Page 3 of 3   <      

E-Mails Reveal Abramoff Requests, Contacts

The Saginaw used the Chao photo, the commission appointment and photos they took with Bush at the White House to boast on their internal Web site about the high-level Washington access that Abramoff's team had won.

Labor officials confirmed that Chao attended the reception at Norquist's home. But they said they do not know who recommended Kahgegab to be appointed in May 2003 to the U.S. Native American Employment and Training Council. The department sought to remove the chief a year later after he lost a tribal election, documents show.

"This is one of hundreds of advisory appointments that are sent forward by agencies within the department for front office signoff," said a department spokesman, David James.

ATR's Kartch suggested Chao's contact with the Saginaw at Norquist's home was incidental. "ATR does many receptions for supporters. There were dozens of people in attendance that evening. This event was not organized specifically for any person, but was rather a widely attended general event," he said.

Norquist did make a special effort _ at Abramoff's request _ to introduce a British businessman and an African dignitary to Rove at another ATR event in summer 2002.

Abramoff bluntly told Norquist he was asking the African dignitary for a $100,000 donation to ATR and suggested the introduction to Rove might help secure the money.

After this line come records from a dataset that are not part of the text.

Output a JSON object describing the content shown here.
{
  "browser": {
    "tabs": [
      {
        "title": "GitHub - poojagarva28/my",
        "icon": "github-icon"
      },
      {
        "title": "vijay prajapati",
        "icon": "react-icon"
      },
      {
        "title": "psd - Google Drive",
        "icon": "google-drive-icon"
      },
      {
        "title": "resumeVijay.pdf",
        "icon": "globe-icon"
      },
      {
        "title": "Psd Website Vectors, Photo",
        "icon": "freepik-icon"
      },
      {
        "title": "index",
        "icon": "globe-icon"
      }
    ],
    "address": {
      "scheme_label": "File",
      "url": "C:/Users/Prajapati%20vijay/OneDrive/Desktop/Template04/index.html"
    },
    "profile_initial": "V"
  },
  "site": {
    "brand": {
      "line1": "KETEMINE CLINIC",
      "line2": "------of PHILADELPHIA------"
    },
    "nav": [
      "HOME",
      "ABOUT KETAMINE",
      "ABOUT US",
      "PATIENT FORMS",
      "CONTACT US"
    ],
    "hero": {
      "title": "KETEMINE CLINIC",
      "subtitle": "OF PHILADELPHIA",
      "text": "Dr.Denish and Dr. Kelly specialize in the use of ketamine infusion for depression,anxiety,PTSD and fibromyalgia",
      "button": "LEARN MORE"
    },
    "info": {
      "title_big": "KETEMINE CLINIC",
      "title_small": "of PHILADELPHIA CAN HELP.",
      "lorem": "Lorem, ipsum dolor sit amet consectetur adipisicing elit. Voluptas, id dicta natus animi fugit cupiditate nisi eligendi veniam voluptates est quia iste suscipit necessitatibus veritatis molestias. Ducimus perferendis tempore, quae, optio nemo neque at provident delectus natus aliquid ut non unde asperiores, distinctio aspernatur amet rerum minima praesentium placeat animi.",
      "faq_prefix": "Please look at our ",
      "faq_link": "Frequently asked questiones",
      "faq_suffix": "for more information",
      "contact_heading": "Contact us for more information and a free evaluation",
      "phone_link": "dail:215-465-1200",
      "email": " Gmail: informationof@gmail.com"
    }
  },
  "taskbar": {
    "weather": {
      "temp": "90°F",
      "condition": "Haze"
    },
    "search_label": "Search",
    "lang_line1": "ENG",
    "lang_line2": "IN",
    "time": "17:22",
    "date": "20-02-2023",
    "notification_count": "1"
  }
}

"I have asked them for $100K for ATR," Abramoff wrote Norquist in July 2002. "If they come I'll think we'll get it. If he is there, please go up to him (he'll be African) and welcome him."

Norquist obliged.

"I am assuming this is very important and therefore we are making it happen," the GOP activist wrote back, promising to introduce the two foreigners as well as a Saginaw tribal official to Rove that night.

A day later, an ecstatic Abramoff sent an e-mail thanking Norquist for "accommodating" the introductions. "I spoke with the ambassador today and he is moving my ATR request forward," the lobbyist wrote, referring to the donation.

Kartch confirmed Norquist invited the foreigners to the ATR event, but Kartch said the group never asked for, expected or received the $100,000.

It was not the first time that Abramoff sought ATR donations in connection with lobbying business. E-mails dating to 1995 show Abramoff solicited donations from clients to Norquist's group as part of lobbying efforts.

"I spoke this evening with Grover," Abramoff wrote in an October 1995 e-mail outlining how Norquist and his group could help a client on a matter before Congress.

Abramoff wrote that the lobbying help he was seeking from Norquist's group was "perfectly consistent" with ATR's position but that Norquist nonetheless wanted a donation to be made.

"He said that if they want the taxpayer movement, including him, involved on this issue and anything else which will come over the course of the year or so, they need to become a major player with ATR. He recommended that they make a $50,000 contribution to ATR," the lobbyist wrote.

Abramoff cautioned one of his colleagues that the donation needed to be "kept discreet."

"We don't want opponents to think that we are trying buy the taxpayer movement," he said.

Kartch denied that anyone at ATR asked Abramoff for the money. "ATR is not responsible for comments by Jack Abramoff to third parties," he said.